What does being human mean? Diverse philosophical and religious traditions answer this question in a variety of ways, from accidental evolutionary materialism to bearing the image of God. Are we merely highly evolved animals or divinely-crafted beings called to steward the rest of creation? Is human nature defined by physical processes alone or in there a unique interaction of body and spirit, brain and mind? In addition to our basic identity, are humans (like most of nature) either male or female or is there an almost infinite spectrum of identities?

Regardless of worldview, most people through most of history have not questioned the unique nature of human beings and the basic binary realities of male and female identity, albeit with a variety of opinions of erotic affections and actions.

Going forward, our American and global experiments in ordered liberty rooted in truth and virtue rest on humankind being uniquely endowed by our Creator with inalienable rights and responsibilities. Anything less than this and we devolve into arguments over blood and soil, raw scientism or fantastical speculations on human/machine singularity.

What about our foundations for knowledge? Until a half-century ago in the West, a basic correspondence theory of truth allowed for both cohesiveness and spirited debate, unity of essential facts and diversity of interpretations. No one argued whether certain events actually happened, though their impact and interpretation made for lively discussion. Today, we are told that there is no objective “there” – all we can do is interpret stories and hopefully find some convergence with shared narratives and opinions. Former President Obama’s two (!) pre-presidential autobiographies are perfect examples of ideological fabrication. Why do we need his “composite” portraits of friends and mentors? Why can we not have access to his records and writings? Why? Because history no longer stands on its own – it must serve the purposes of political advocacy. Beyond historical narrative, our epistemic crisis has fueled the same subjectivism for private and public morality, gender confusion and even allowed some to question full freedom of conscience and speech!
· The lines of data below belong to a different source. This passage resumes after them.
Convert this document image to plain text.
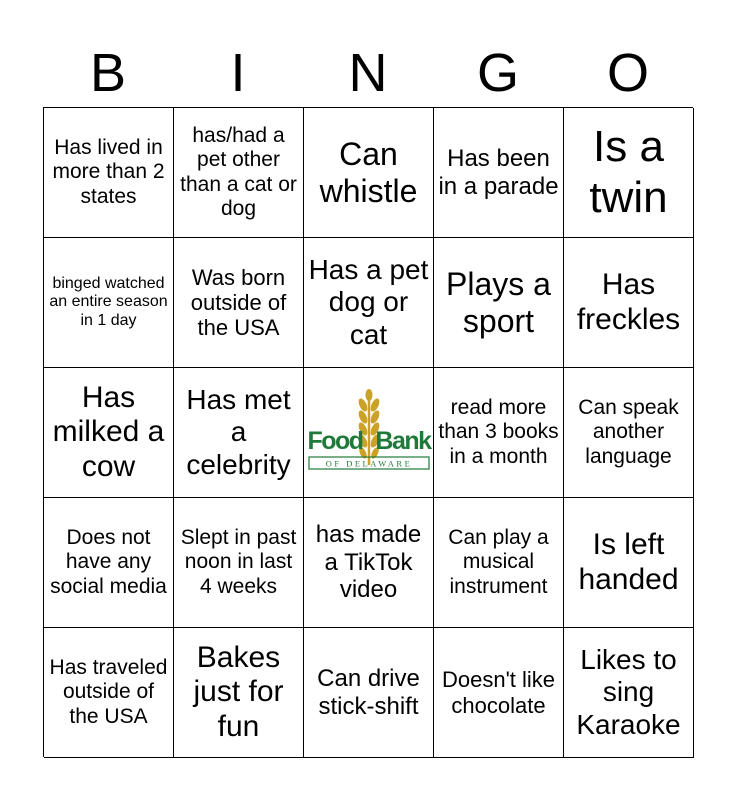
B	I	N	G	O
Has lived in more than 2 states
has/had a pet other than a cat or dog
Can whistle
Has been in a parade
Is a twin
binged watched an entire season in 1 day
Was born outside of the USA
Has a pet dog or cat
Plays a sport
Has freckles
Has milked a cow
Has met a celebrity
Food Bank
OF DELAWARE
read more than 3 books in a month
Can speak another language
Does not have any social media
Slept in past noon in last 4 weeks
has made a TikTok video
Can play a musical instrument
Is left handed
Has traveled outside of the USA
Bakes just for fun
Can drive stick-shift
Doesn't like chocolate
Likes to sing Karaoke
The uniqueness of being human and the knowability of the world are essential for grounding all arguments over justice and truth, love and human flourishing. Instead of marginalizing philosophical traditions, we should rediscover the wisdom of ancient texts and the goodness of contemporary research and synthesize these insights, so we can have a basis for social cohesion.

Our future as a nation – indeed as a human race – rests on this.